Teradata is a relational database management system designed specifically for large warehouse applications, based on Massively Parallel Processing (MPP) architecture. It optimizes query performance through parallelism, using the AMP as a basic unit. AMPs (Access Module Processor) is a virtual processor used to manage the database. They receive execution plans from the parser and are able to receive, manipulate, and store data. A pre-defined number of AMPs is shared across a Teradata system to perform tasks including queries, dataload, backups, index builds, etc.
Teradata was founded based on research done in CalTech and incorporated in 1979 with the goal of creating a database computer that could beyond a terabyte of data. Teradata was acquired by NCR in 1991. In the following year, Teradata became the first system to store over 1 terabyte of data. In 2007, Teradata would be split off from NRC becoming its own separate entity. In 2011, Teradata would acquire both Aprimo and Aster Data Systems Inc. beginning Teradata’s involvement in the big data market. From 2016 - 2017, Teradata has become available on both AWS and Azure.
Teradata by default offers a Start-of-Data checkpoint and an End-of-Data checkpoint. If the job failed before the End-of-Data checkpoint was taken, all work done after the Start-of-Data checkpoint will be repeated by the restarted job. For further protection, Teradata also provides interval checkpoints. Instead of automated checkpointing, the user can specify a time interval for checkpoint placement.
Dictionary Encoding Run-Length Encoding Naïve (Page-Level)
Teradata allows for the following possible compression options.
Multivalue Compression (MVC)
MVC compresses repeating values in a column after specifying the value in the compression list in the column definition. When column data matches the specified value, the database stores the value once in the table header, regardless of how many times it occurs as a value in the column. No decompression is necessary when accessing the data from memory.
Algorithmic Compression
This is generally used as an alternative to MVC when column values are mostly unique. Teradata includes several standard compression algorithms that can be used to compress many dataypes including ARRAY, BYTE, VARBYTE, BLOB, CHARACTER, VARCHAR, CLOB, JSON, DATASET). Custom compression algorithms are also allowed to be used.
Row Compression
Row compression is a lossless method. This type of compression stores a repeating column value set a single time, while non-repeating column values that belong to that set are stored as extensions of the base set.

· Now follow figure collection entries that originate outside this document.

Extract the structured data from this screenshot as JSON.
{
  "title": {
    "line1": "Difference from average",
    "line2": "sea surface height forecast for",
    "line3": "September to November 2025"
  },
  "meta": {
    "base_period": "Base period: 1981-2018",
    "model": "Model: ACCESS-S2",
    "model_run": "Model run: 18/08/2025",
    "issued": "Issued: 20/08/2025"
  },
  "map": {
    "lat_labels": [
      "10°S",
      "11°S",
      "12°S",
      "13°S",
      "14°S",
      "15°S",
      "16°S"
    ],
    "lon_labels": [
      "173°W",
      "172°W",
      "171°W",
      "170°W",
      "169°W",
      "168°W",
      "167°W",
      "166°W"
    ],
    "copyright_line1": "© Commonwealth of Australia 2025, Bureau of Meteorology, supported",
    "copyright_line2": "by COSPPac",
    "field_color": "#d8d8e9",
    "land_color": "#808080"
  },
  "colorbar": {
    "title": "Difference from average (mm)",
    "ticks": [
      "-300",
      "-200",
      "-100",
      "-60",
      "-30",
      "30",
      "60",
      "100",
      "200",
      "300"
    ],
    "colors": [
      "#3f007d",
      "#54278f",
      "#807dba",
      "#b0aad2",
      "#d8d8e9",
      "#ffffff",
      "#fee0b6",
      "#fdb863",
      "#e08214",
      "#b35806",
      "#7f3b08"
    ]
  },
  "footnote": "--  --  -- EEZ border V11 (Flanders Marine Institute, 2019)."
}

Two-Phase Locking (Deadlock Detection)
For concurrency control, Teradata utilizes the proxy lock strategy. The systems requires that each request has a pseudo lock on it before obtaining an actual lock. For each table, proxy locking defines an AMP which manages the actual locks. Lock requests are to be queued up on this AMP. It is noted that not all deadlocks can be prevented with this strategy. By default Teradata checks for deadlocks globally every four minutes and locally every thirty seconds. Teradata doesn’t adhere to two-phase locking.
Relational Document / XML Graph
Teradata supports a relational model. It also supports document store, Graph DBMS (Teradata Aster), and time series DBMS as secondary models.
Sort-Merge Join Index Nested Loop Join
Natural Join
All columns from both tables are compared and joined based on matching column names. The resulting table retains one column for each pair of matching columns.
Theta Join
This type of join merges tables based on conditions such as less than, greater than, equal, etc.
Teradata also supports inner and outer joins.
Tuple-at-a-Time Model Vectorized Model
During execution, the parsing engine first transforms the user-defined query into an execution plan which it relays to a message passing layer known as the BYNET which effectively serves as a communication channel between the parser and AMPs. Execution plans are sent from the parse to the AMP layer while results from the query are channeled upwards to the parser from the AMPs. Teradata supports query parallelism by hash partition data across all AMPs declared in the system. This way all relational operations can execute in parallel across AMPs. Teradata supports inter-operator parallelism as well as intra-operator parallelism. Teradata also utilizes a vectorized model of query execution.